The imaging described in the study includes ultra-high-resolution ultrasound and MR neurography (MRI of peripheral nerves, which impact the arms and legs). They can help localize where a patient's problem is, show the severity of nerve damage, how many nerves are affected and if the nerve damage also has impacted the muscles. The advanced ultrasound technology is new, portable, less expensive and can sometimes be even better at detecting nerve damage than MRI. Ultrasound also can be performed on patients who are unable to tolerate MR imaging.
If imaging technology discovers nerve damage caused by stretch injury because of prone positioning, that patient may be referred to a physician who specializes in rehabilitation or peripheral nerve surgery. If imaging finds nerve damage due to an inflammatory response, the patient may be better served by seeing a neurologist. If imaging reveals nerve damage from a hematoma, blood thinner medications would have to be adjusted immediately and the patient may even have to see a surgeon. For COVID-19 patients and survivors with neuromuscular complications or "long-hauler" symptoms, imaging can help reveal the problem and guide further treatment.
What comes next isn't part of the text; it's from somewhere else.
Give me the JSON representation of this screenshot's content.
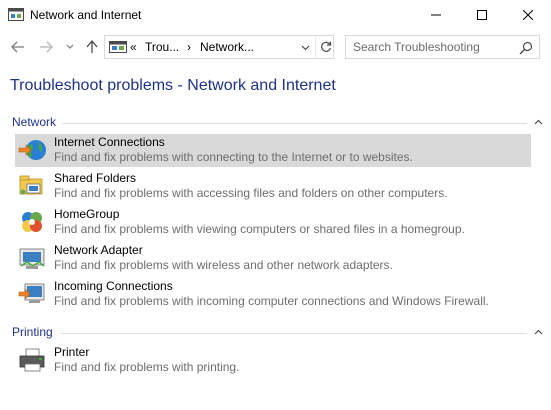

"Let's say you have numbness in your fingers. That might actually be due to problems in your neck, elbow or wrist, and the best way to figure it out is with an MRI or ultrasound," said lead author Dr. Swati Deshmukh, assistant professor of radiology at Northwestern University Feinberg School of Medicine and a Northwestern Medicine radiologist. "We offer advanced imaging that shows even really, really small nerves, which helps us localize where the problem is, assess the severity and suggest what might be causing it."
"I want physicians and patients to be aware of the diagnostic options available due to recent innovations in technology, and inquire if advanced imaging might be right for them," added Dr. Swati Deshmukh.